When the World Wide Web first came to life in the early 1990s it opened up new possibilities, but also a whole new range of threats. Spam has infiltrated email accounts, computer viruses created havoc on the networks of companies and hacking became a problem. Hackers could steal your personal data, take over your credit or banking online account, and sell your personal information on the dark web for a lot of money.
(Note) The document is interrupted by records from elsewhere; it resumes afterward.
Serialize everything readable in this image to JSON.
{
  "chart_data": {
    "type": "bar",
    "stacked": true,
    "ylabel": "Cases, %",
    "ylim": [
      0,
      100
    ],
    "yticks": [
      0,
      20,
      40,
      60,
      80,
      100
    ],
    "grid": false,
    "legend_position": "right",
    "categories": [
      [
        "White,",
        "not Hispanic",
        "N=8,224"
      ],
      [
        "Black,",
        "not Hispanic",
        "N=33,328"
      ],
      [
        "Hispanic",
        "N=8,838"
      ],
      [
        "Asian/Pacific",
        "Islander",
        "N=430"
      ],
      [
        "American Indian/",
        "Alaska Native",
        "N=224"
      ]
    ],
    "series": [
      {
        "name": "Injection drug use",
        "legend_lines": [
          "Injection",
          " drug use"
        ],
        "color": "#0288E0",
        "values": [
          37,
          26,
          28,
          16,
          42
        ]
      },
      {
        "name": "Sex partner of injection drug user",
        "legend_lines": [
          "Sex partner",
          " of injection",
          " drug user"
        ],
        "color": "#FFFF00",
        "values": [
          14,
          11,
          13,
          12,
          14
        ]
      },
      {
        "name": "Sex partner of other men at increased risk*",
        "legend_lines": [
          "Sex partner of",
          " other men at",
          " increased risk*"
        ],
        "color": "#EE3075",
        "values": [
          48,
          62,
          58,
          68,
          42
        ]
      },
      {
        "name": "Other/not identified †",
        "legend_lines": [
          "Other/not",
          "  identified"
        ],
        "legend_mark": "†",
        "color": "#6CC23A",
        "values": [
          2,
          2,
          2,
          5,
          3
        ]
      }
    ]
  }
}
Your online experience is more complex than ever. You’re on a smartphone, you shop online and transfer money online, you’re on Facebook, and even your connected home appliances and IoT devices are monitoring and report on your activities. All of this information can be accessed by hackers, whether they’re part of an organized crime organization or a lone individual with an agenda of political inclination.
Create strong passwords to all your online accounts. Make use of a password manager to manage them. Consider using two-step authentication. This provides an additional layer of security by requiring you to enter a code received via phone or email in addition to your login password. Secure your hard drive to make it harder for hackers to access your private data, even if https://universityparkcarecenter.com/virtual-data-room-the-proper-technology-for-ma-process they do take control of your computer or mobile device. Also, make sure to disable ‘run as administrator’ on your PCs, don’t root or jailbreak your phones and shut down your computer instead of leaving it running all day long (all-time running ruins your device performance and opens it up to cyberattacks). With the proper software tools for malware-screening removal, uninstalling, and data encryption you can lower the risk of being a victim.